Il nomme le désert : le pays des serpents et des scorpions. C’est-à-dire le lieu non pas sans vie, mais où la vie se retourne contre elle-même. C’est parce que la main de Dieu protégea son peuple qu’il fut épargné de ces forces de mort. Et en un tel endroit, la meilleure protection qui soit, c’est le don de la nourriture qui permet de vivre.
Dans cette épreuve de dépendance à l’égard de Dieu, épreuve de pauvreté, le peuple apprend la fidélité de Dieu, mais aussi la fidélité à Dieu. C’est ainsi qu’il découvre que toute personne ne vit pas seulement de pain, mais de toute parole qui sort de la bouche de Dieu.
Ps 147 :
Le don de la manne s’arrêta lorsque le peuple franchit le Jourdain et entra en terre promise. Pour autant, la providence divine ne s’arrêta pas. Comme le chante ce psaume, l’expérience du peuple une fois installé, protégé derrière les remparts de Jérusalem, consiste à être rassasié par un pain de froment, lequel n’est autre que cette parole, sans laquelle le pain donné ne serait qu’abandonné avec mépris mais non pas réellement donné.
1 Co 10, 16-17 :
Paul réfléchit avec les Corinthiens sur le sens des gestes liturgiques : dans toutes les religions, ces derniers servent à produire de la communion entre les participants au culte.
Aussi, la fraction du pain et la bénédiction de la coupe mettent- elles les baptisés en communion avec le corps et le sang du Christ, en créant une unité totalement nouvelle : nous sommes le corps du Christ. Saint Augustin insiste dans sa catéchèse et sa prédication pour dire que nous devenons ce que nous voyons et recevons, en mangeant le corps du Christ qui nous est présenté.

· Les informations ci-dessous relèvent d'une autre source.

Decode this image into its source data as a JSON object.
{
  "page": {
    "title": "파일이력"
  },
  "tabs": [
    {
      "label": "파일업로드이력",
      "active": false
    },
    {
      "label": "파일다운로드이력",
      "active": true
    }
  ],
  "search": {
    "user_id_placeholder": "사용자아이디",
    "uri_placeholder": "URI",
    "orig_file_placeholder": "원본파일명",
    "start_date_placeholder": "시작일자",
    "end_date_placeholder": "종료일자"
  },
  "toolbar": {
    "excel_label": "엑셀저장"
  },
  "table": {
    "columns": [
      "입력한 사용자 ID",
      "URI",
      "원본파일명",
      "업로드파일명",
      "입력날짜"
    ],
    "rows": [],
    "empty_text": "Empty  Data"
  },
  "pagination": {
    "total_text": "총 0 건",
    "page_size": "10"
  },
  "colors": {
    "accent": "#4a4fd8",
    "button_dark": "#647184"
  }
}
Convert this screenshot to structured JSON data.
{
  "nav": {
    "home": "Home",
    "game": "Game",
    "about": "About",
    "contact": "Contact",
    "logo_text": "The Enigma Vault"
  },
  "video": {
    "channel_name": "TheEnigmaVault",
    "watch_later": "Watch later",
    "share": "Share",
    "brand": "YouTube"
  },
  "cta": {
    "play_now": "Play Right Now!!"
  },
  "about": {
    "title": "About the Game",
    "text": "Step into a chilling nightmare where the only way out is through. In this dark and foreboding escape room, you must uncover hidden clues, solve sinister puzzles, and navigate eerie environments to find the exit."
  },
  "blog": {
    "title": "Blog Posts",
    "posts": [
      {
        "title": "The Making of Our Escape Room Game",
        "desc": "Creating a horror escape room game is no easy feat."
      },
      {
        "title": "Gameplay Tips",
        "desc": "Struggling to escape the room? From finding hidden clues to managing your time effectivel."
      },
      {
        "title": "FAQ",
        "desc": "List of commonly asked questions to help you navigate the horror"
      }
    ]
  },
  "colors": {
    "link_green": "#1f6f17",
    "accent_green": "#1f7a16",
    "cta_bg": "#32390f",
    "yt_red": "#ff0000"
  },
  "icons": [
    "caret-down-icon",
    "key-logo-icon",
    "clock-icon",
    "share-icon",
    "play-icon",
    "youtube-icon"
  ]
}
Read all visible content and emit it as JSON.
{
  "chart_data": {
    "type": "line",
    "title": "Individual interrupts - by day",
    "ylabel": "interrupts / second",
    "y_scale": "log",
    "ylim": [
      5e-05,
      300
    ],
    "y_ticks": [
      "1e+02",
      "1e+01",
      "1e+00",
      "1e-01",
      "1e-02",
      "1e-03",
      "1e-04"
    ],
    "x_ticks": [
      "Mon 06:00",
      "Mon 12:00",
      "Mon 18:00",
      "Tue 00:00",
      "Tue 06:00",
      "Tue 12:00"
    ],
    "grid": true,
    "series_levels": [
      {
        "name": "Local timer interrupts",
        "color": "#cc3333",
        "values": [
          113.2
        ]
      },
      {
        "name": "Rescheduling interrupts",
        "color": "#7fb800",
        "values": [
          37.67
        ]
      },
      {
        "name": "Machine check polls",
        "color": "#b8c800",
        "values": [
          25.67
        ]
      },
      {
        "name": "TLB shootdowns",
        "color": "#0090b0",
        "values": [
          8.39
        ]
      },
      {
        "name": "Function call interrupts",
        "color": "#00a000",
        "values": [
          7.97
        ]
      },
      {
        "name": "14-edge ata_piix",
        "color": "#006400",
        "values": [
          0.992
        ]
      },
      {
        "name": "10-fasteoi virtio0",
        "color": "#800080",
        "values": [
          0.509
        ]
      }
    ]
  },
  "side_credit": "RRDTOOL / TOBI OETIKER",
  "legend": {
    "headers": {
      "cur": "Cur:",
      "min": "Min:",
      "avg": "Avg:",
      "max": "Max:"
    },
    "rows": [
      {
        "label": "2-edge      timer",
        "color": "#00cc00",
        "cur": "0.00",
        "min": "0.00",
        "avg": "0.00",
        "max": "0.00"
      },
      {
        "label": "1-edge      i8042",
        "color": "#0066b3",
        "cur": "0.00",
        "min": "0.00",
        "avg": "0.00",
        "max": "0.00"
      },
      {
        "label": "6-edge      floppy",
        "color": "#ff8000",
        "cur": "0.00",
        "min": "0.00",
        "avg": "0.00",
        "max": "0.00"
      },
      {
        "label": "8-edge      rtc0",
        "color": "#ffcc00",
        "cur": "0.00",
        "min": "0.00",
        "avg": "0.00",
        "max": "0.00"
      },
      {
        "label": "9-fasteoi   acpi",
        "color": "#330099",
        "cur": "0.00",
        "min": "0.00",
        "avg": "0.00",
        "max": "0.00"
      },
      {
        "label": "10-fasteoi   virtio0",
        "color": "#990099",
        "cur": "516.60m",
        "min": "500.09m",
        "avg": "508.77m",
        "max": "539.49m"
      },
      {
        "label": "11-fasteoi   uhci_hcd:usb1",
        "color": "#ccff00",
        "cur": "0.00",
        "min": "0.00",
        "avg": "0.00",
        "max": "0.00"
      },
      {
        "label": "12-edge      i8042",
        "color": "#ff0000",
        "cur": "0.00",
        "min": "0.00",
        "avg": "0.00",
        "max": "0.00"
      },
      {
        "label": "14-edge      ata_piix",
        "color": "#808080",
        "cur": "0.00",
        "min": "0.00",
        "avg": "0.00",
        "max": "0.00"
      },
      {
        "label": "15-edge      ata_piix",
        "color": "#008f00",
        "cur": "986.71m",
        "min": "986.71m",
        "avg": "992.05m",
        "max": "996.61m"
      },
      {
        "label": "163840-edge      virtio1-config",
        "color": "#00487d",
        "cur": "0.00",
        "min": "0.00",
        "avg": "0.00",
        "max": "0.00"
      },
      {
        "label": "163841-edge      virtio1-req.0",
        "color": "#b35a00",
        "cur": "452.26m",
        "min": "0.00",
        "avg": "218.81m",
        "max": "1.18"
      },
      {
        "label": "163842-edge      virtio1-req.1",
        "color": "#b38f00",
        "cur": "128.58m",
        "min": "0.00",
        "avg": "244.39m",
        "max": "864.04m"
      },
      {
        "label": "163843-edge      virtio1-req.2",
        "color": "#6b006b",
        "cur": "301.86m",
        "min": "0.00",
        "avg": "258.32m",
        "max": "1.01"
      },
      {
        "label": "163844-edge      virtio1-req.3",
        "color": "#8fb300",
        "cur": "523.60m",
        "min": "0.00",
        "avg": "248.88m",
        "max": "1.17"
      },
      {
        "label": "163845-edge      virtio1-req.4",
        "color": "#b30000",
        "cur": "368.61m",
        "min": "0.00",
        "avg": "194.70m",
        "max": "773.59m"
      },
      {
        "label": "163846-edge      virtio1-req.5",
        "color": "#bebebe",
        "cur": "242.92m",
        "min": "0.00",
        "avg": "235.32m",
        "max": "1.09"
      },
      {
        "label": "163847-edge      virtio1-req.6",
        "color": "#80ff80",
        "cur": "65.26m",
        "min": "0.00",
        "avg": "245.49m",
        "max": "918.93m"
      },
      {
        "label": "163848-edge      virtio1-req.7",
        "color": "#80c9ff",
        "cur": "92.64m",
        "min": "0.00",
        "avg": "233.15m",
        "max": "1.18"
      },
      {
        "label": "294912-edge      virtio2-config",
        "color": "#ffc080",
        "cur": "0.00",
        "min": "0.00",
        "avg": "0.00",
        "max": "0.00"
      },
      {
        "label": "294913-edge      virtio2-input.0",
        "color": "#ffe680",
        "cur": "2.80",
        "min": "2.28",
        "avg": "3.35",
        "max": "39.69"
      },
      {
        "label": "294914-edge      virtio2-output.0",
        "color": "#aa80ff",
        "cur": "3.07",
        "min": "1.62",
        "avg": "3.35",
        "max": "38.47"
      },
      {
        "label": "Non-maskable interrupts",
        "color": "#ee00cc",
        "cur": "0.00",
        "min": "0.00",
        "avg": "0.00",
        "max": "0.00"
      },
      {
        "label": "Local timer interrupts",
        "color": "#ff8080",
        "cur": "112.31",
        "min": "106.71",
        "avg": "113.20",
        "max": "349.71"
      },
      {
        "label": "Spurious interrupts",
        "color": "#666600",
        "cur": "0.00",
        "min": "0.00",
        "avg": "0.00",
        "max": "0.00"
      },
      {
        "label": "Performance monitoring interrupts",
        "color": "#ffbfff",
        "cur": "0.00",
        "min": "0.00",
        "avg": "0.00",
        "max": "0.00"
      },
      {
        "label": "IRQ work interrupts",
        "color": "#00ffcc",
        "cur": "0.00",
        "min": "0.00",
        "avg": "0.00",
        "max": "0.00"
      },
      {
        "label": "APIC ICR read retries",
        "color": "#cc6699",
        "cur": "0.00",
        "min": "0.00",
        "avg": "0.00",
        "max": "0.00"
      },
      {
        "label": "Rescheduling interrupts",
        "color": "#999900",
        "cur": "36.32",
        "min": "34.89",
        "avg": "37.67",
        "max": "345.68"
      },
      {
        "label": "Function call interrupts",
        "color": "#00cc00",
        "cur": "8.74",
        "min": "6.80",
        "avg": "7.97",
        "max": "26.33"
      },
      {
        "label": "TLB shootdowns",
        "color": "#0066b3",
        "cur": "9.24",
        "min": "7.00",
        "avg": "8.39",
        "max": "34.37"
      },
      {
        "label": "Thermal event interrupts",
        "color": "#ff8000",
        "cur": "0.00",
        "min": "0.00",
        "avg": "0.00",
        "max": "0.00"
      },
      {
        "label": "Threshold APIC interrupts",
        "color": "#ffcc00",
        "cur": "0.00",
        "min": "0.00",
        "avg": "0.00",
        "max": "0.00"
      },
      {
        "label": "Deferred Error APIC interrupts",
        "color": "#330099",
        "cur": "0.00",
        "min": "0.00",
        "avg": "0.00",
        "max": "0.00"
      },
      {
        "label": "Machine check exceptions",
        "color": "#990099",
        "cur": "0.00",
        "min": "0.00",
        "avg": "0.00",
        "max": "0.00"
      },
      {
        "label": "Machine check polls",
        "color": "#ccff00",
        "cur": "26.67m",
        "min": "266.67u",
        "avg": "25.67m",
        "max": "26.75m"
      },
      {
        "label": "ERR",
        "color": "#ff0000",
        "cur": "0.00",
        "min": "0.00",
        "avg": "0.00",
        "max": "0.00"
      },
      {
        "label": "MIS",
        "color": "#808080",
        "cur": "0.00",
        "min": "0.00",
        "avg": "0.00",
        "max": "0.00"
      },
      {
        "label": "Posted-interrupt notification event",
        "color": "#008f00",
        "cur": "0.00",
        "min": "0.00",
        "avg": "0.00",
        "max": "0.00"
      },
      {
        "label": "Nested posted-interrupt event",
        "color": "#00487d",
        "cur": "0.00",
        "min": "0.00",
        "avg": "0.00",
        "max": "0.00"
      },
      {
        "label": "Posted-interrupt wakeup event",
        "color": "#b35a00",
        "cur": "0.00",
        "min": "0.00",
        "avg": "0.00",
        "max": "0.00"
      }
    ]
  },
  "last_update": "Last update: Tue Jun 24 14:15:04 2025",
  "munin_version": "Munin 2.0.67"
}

Quand on ingère des aliments, on les transforme, pour qu’ils deviennent nous-mêmes, notre propre chair ; quand on communie au corps et au sang du Christ, nous les ingérons comme tous les autres aliments, mais ce sont eux qui nous transforment pour que nous devenions ce que nous recevons. Cette transformation n’a pas lieu individuellement mais communautairement. Par l’appartenance de tous au même corps, chacun est transformé pour devenir membre du corps ainsi constitué.
Jn 6, 51-56 :
Ce paragraphe que nous proclamons pour la fête du Corps et du Sang du Christ est la conclusion du discours de Jésus sur le pain de vie dans lequel il affirme qu’en sa personne, il est le pain vivant descendu du ciel. C’est-à-dire, il est par sa présence le don même du Père. Ces affirmations ne sont pas directement des affirmations eucharistiques. C’est dans la conclusion du discours, l’extrait que nous propose la liturgie de ce dimanche, que Jean offre une actualisation des propos de Jésus en les appliquant à la célébration eucharistique. Comme Jean ne rapporte pas la fraction du pain et la bénédiction de la coupe accomplies par Jésus lors de son dernier repas, ce texte prend la place dans l’Évangile selon saint Jean de la véritable institution eucharistique.
La question posée par les Juifs (c’est-à-dire ceux qui sont proches de Jésus et prennent le temps de l’écouter, il ne faut voir aucune mention péjorative dans cette appellation) est une bonne question : comment peut-il donner sa chair à manger ? Il est facile de constater que Jésus ne répond pas directement à cette question. Il invite à faire une expérience, celle d’effectivement participer à l’eucharistie pour éprouver sa puissance transformante : celle d’avoir la vie en nous, la vie que Jésus veut donner en plénitude (Jn 10, 10), celle d’y faire l’expérience d’une résurrection en grandissant dans la foi et la reconnaissance de Jésus comme l’envoyé du Père.
Certes, nous venons à la messe parce que nous croyons ; cet évangile nous apprend qu’il faut aller à la messe pour mieux croire et grandir dans la vérité.